Overview
You can find the programme for the conference here.
The Maxwell Society presents its 71st annual conference which this year is on the theme of information. The conference will feature five talks on topics ranging from black holes to quantum computing and machine learning, and you can also expect networking opportunities, socials, and of course tea and coffee on both days! The first day will end with a murder mystery and a complimentary afternoon tea (tea, cakes, scones, fancies etc) andthe second day will finish with a pub-based social.
Keep reading to find out more information about our speakers!
____________________________________________________________
Prof Chris Timpson (University of Oxford)
Title: Is the concept of information physically fundamental?
Is it time to move on from materialism in quantum, towards an immaterial front? Could the study of quantum information reveal new things about quantum mechanics? Or could it resolve ghosts of times past? Can you “know” anything at all?
Prof. Chris Timpson joins us from the University of Oxford to talk about this and give us an introduction to the most fundamental aspects of the philosophy of Quantum Information Theory.
Check him out at: https://www.bnc.ox.ac.uk/about-brasenose/academic-staff/395-dr-christopher-timpson-dean
Dr Ben Criger (Cambridge Quantum Ltd)
What is the next frontier in computation? How can you make a difference as a physicist or a mathematician?
Joining us is Cambridge Quantum Computing's Ben Criger, at the meeting point of Physics, Mathematics and Computer Science, to discuss the new age of information transmission. We bring to you how Quantum Information is revolutionising the world, through evolved, more advanced, and highly efficient underlying quantum mechanical systems.
Check him out at: https://online-learning.tudelft.nl/instructors/ben-criger/
Prof Ian Ford (University College London)
Title: Maxwell’s Demon and the management of ignorance in stochastic thermodynamics
What if information could be turned into energy?
Bringing to you, Prof. Ian Ford of the Dept. of Physics & Astronomy at UCL, to talk about Maxwell’s infamous demon.
A 115-year-old demon, so powerful that it ALMOST broke entropy….. yes! A system where entropy begins to decrease…. And a possible solution to this is in the form of information entropy.
Check him out at: https://www.ucl.ac.uk/physics-astronomy/people/professor-ian-ford
Check out the article that this talk will be based on: https://www.tandfonline.com/doi/full/10.1080/00107514.2015.1121604
Bilyana Tomova (University of Cambridge)
Can a black hole erase information from the universe?
Find out with us, as we share the room with the University of Cambridge’s Bilyana Tomova, a PhD student at the Applied Mathematics department. She will discuss the Black Hole Information Paradox, first discovered by the person that revolutionised astronomy, Stephen W. Hawking! Have we found a glitch in the matrix? A point where the notorious quantum wave function is violated? Or…
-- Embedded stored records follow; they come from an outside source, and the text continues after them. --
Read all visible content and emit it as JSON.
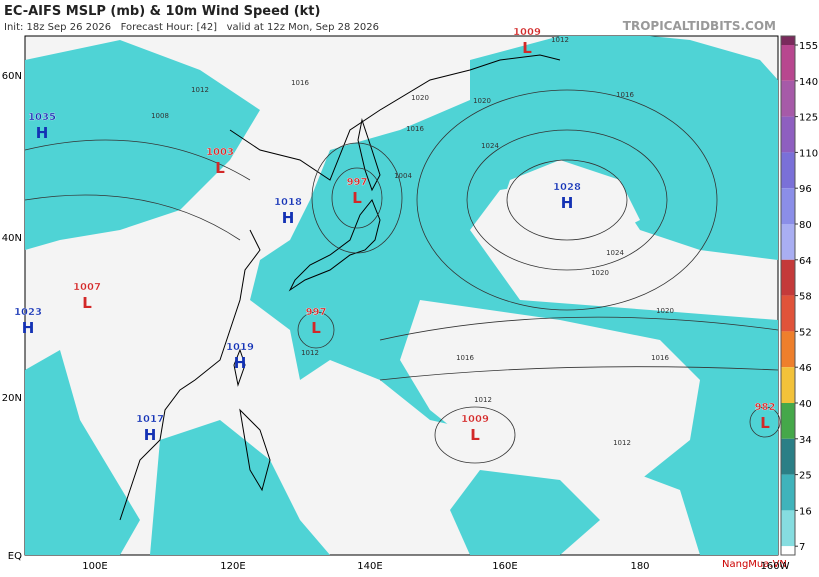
{
  "header": {
    "title": "EC-AIFS MSLP (mb) & 10m Wind Speed (kt)",
    "subtitle": "Init: 18z Sep 26 2026   Forecast Hour: [42]   valid at 12z Mon, Sep 28 2026",
    "source": "TROPICALTIDBITS.COM"
  },
  "map": {
    "lat_labels": [
      "60N",
      "40N",
      "20N",
      "EQ"
    ],
    "lon_labels": [
      "100E",
      "120E",
      "140E",
      "160E",
      "180",
      "160W"
    ],
    "centers": [
      {
        "pressure": "1035",
        "letter": "H"
      },
      {
        "pressure": "1003",
        "letter": "L"
      },
      {
        "pressure": "1018",
        "letter": "H"
      },
      {
        "pressure": "997",
        "letter": "L"
      },
      {
        "pressure": "1009",
        "letter": "L"
      },
      {
        "pressure": "1028",
        "letter": "H"
      },
      {
        "pressure": "1007",
        "letter": "L"
      },
      {
        "pressure": "1023",
        "letter": "H"
      },
      {
        "pressure": "997",
        "letter": "L"
      },
      {
        "pressure": "1019",
        "letter": "H"
      },
      {
        "pressure": "1017",
        "letter": "H"
      },
      {
        "pressure": "1009",
        "letter": "L"
      },
      {
        "pressure": "982",
        "letter": "L"
      }
    ],
    "isobar_labels": [
      "1012",
      "1016",
      "1020",
      "1024",
      "1016",
      "1020",
      "1012",
      "1008",
      "1004",
      "1016",
      "1020",
      "1024",
      "1020",
      "1016",
      "1012",
      "1016",
      "1012",
      "1012"
    ]
  },
  "colorbar": {
    "ticks": [
      155,
      140,
      125,
      110,
      96,
      80,
      64,
      58,
      52,
      46,
      40,
      34,
      25,
      16,
      7
    ],
    "colors": [
      "#7a2a5c",
      "#b8478f",
      "#a65aa8",
      "#8e5fc0",
      "#7a70d8",
      "#8b8ee8",
      "#a9aef2",
      "#c43a3a",
      "#e0533a",
      "#ee7f2c",
      "#f2c23a",
      "#45a84a",
      "#2b7f86",
      "#3fb3bb",
      "#86dde0",
      "#ffffff"
    ]
  },
  "watermark": "NangMua.VN"
}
Check her out at: https://www.maths.cam.ac.uk/person/bt363
Emma Dann (University of Cambridge & Wellcome Sanger Institute)
Title: Best practices and open challenges in single-cell genomics data analysis
Ever wondered how a single cell can hold a complete set of information? Can editing of information take place through genomics?
Emma Dann, a PhD student at the Wellcome Sanger Institute and the University of Cambridge joins us as we discuss analysis ideas in Single-Cell genomics. She has a longstanding interest in understanding global principles of gene regulation and protein interactions, with application to immunology. Her programme is focused on cell-atlasing and cellular genetics.
Abstract: Single-cell RNA sequencing (scRNA-seq) and other single-cell genomics technologies have become the norm to investigate cell-to-cell heterogeneity. Collective research efforts have generated “cell atlases” that represent reference maps of the great diversity of cell states in tissues. The growth in scale of single-cell datasets has gone hand-in-hand with the development of computational methods to analyse this data in an efficient and statistically sound manner.
In this talk, I will discuss best practices and open challenges in single-cell genomics data analysis. I will give an overview of commonly used unsupervised learning techniques used for pre-processing, identification and characterization of cell types and inference of differentiation trajectories. I will then discuss open challenges in the field, including multi-condition comparative analyses and strategies to integrate data from different single-cell molecular measurements and imaging technologies.
Check her out at: https://emdann.github.io
____________________________________________________________
IMPORTANT INFO:
Once you’ve booked your tickets, please fill out the dietary requirement form below for us to be able to provide you with the best quality service during the event.
https://forms.office.com/Pages/ResponsePage.aspx?id=FM9wg_MWFky4PHJAcWVDVmGUy5DtIt9PmB_eEZy2vM1UMFFYTERSMVRVQVBKN1ZJS1E0ODI0MTVVUC4u
Please note: We require a negative LF-test taken within 24 hours of the event. Tickets are non-refundable.